The Joint United Nations Programme on HIV and AIDS, or UNAIDS, the main advocate for global action on the HIV/AIDS epidemic, has announced that its goal of treating 15 million people on life saving HIV treatment has been met nine months ahead of schedule.
It also reported that the world AIDS targets of Millennium Development Goal (MDG) 6 is on track to end the AIDS epidemic by 2030 as part of the Sustainable Development Goals. new HIV infections have fallen by 35 per cent and AIDS related deaths by 41 per cent.
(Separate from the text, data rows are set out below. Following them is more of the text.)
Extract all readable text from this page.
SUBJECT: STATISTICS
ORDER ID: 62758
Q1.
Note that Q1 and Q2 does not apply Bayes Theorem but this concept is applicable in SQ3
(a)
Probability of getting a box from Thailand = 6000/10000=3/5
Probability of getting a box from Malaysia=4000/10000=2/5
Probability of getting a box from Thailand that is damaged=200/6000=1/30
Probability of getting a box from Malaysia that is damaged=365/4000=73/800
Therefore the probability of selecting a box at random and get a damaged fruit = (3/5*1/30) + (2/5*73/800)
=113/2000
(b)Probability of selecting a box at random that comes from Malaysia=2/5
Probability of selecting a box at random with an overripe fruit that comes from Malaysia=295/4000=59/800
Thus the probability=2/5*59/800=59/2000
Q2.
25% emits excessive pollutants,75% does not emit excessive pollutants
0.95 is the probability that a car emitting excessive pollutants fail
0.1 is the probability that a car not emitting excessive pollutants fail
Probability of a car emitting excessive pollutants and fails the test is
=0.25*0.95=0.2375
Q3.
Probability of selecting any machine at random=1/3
“The world has delivered on halting and reversing the AIDS epidemic,” said Ban Ki-moon, secretary-general of the United Nations. “Now we must commit to ending the AIDS epidemic as part of the Sustainable Development Goals.”
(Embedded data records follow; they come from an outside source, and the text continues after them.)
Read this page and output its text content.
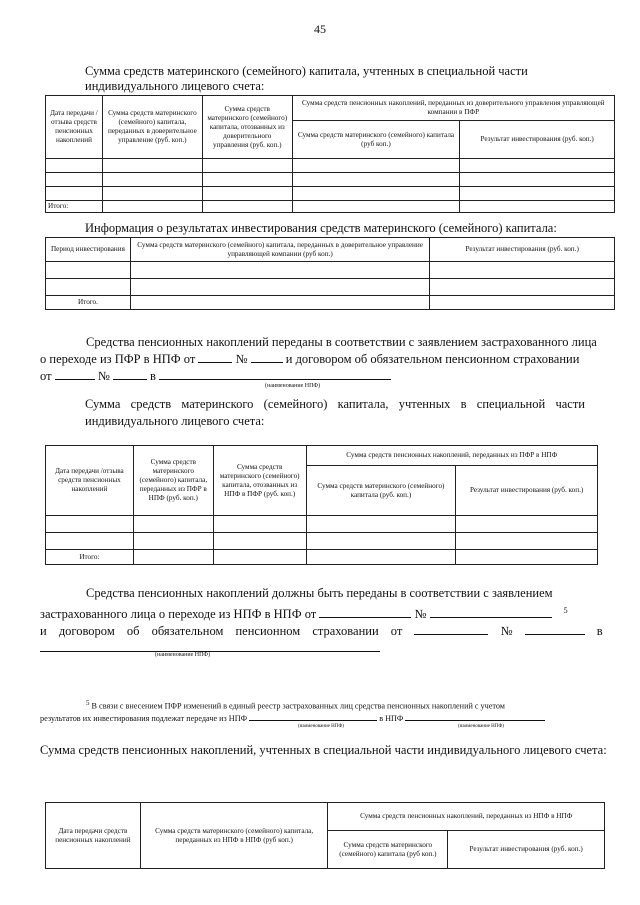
45
Сумма средств материнского (семейного) капитала, учтенных в специальной части индивидуального лицевого счета:
Дата передачи /отзыва средств пенсионных накоплений	Сумма средств материнского (семейного) капитала, переданных в доверительное управление (руб. коп.)	Сумма средств материнского (семейного) капитала, отозванных из доверительного управления (руб. коп.)	Сумма средств пенсионных накоплений, переданных из доверительного управления управляющей компании в ПФР	
			Сумма средств материнского (семейного) капитала (руб коп.)	Результат инвестирования (руб. коп.)

Итого:				
Информация о результатах инвестирования средств материнского (семейного) капитала:
Период инвестирования	Сумма средств материнского (семейного) капитала, переданных в доверительное управление управляющей компании (руб коп.)	Результат инвестирования (руб. коп.)

Итого.		
Средства пенсионных накоплений переданы в соответствии с заявлением застрахованного лица
о переходе из ПФР в НПФ от	№	и договором об обязательном пенсионном страховании
от	№	в
(наименование НПФ)
Сумма средств материнского (семейного) капитала, учтенных в специальной части индивидуального лицевого счета:
Дата передачи /отзыва средств пенсионных накоплений	Сумма средств материнского (семейного) капитала, переданных из ПФР в НПФ (руб. коп.)	Сумма средств материнского (семейного) капитала, отозванных из НПФ в ПФР (руб. коп.)	Сумма средств пенсионных накоплений, переданных из ПФР в НПФ	
			Сумма средств материнского (семейного) капитала (руб. коп.)	Результат инвестирования (руб. коп.)

Итого:				
Средства пенсионных накоплений должны быть переданы в соответствии с заявлением
застрахованного лица о переходе из НПФ в НПФ от	№	$^5$
и договором об обязательном пенсионном страховании от	№	в
(наименование НПФ)
$^5$ В связи с внесением ПФР изменений в единый реестр застрахованных лиц средства пенсионных накоплений с учетом
результатов их инвестирования подлежат передаче из НПФ	в НПФ
(наименование НПФ)	(наименование НПФ)
Сумма средств пенсионных накоплений, учтенных в специальной части индивидуального лицевого счета:
Дата передачи средств пенсионных накоплений	Сумма средств материнского (семейного) капитала, переданных из НПФ в НПФ (руб коп.)	Сумма средств пенсионных накоплений, переданных из НПФ в НПФ	
		Сумма средств материнского (семейного) капитала (руб коп.)	Результат инвестирования (руб. коп.)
A report by the Third International Conference on Financing for Development, released in Addis Ababa demonstrates that the response to HIV has been one of the smartest investments in global health and development, generating measurable results for people and economies.
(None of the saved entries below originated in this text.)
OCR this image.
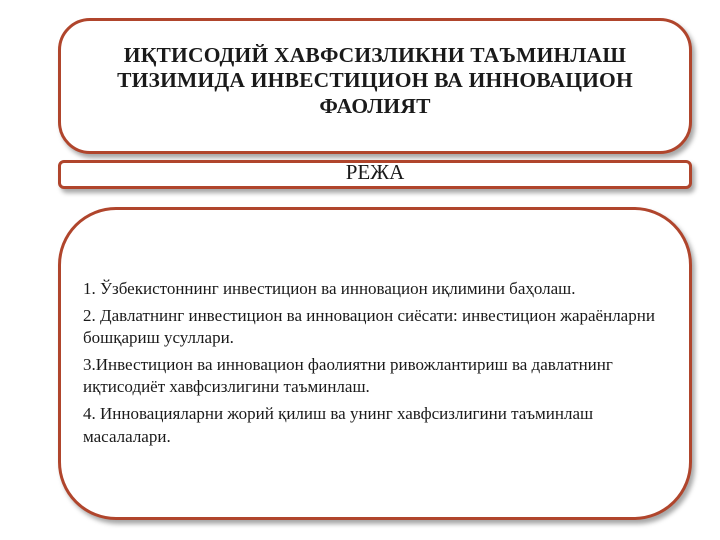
ИҚТИСОДИЙ ХАВФСИЗЛИКНИ ТАЪМИНЛАШ ТИЗИМИДА ИНВЕСТИЦИОН ВА ИННОВАЦИОН ФАОЛИЯТ
РЕЖА
1. Ўзбекистоннинг инвестицион ва инновацион иқлимини баҳолаш.
2. Давлатнинг инвестицион ва инновацион сиёсати: инвестицион жараёнларни бошқариш усуллари.
3.Инвестицион ва инновацион фаолиятни ривожлантириш ва давлатнинг иқтисодиёт хавфсизлигини таъминлаш.
4. Инновацияларни жорий қилиш ва унинг хавфсизлигини таъминлаш масалалари.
Here are some of the high points of the report which aims for a world wide end to this epidemic :
- Between 2000 and 2014, new HIV infections dropped from 3.1 million to 2 million, a reduction of 35 per cent
- In 2014, 83 countries, which account for 83 per cent of AIDS affected population have played a key role in reducing HIV infection
- In Ethiopia, HIV infections dropped from 36,000 in 2000 to 4800 in 2014, 71 per cent reduction in AIDS-related deaths between the peak in 2005 and 2014
- Between 2000 and 2014, the percentage of pregnant women living with HIV with access to antiretroviral therapy rose to 73 per cent and new HIV infections among children dropped by 58 per cent
- In 2015, Cuba became the first country to be certified by the World Health Organization as having eliminated new HIV infections among children
- Prices of medicines for HIV decreased up to 99 per cent in 2014
- In 2014, 40 per cent of all people living with HIV had access to antiretroviral therapy, a 22-fold increase over the past 14 years, In sub-Saharan Africa, 10.7 million people had access, 6.5 million (61 per cent) of whom were women
- Since 2000, an estimated US$ 187 billion has been invested in the AIDS with the United States of America alone investing $59 billion
- Average life expectancy in Zimbabwe rose from 44 per cent in 2000 to 60 per cent in 2014
A man suffering from Tuberculosis (TB) waits for his free treatment outside a medical centre in Assam | Source: Reuters
- In Senegal, new HIV infections have declined by more than 87 per cent since 2000
- In Thailand, new HIV infections reduced by 71 per cent and AIDS-related deaths by 64 per cent
- In South Africa, average life expectancy increased from 51 per cent in 2005 to 61 per cent in 2014, a decline of 58 per cent in AIDS related deaths
A representational image | Source: Financial Express
- As Tuberculosis (TB) being the single biggest cause of death among HIV patients, TB deaths declined by 33 per cent in 2014 across the world
- In 2014, 92% of United Nations Member countries reported HIV data to UNAIDS which significantly helped in creating state-of-the-art epidemic monitoring, data collection and reporting to have a clear picture of HIV trends across the world
Since its discovery, AIDS has caused an estimated 36 million deaths worldwide making it one of the most deadly epidemics of the mankind. While scores of people around the world are coping with the disease, the UN AIDS report has livened hopes of millions to live an AIDS free life.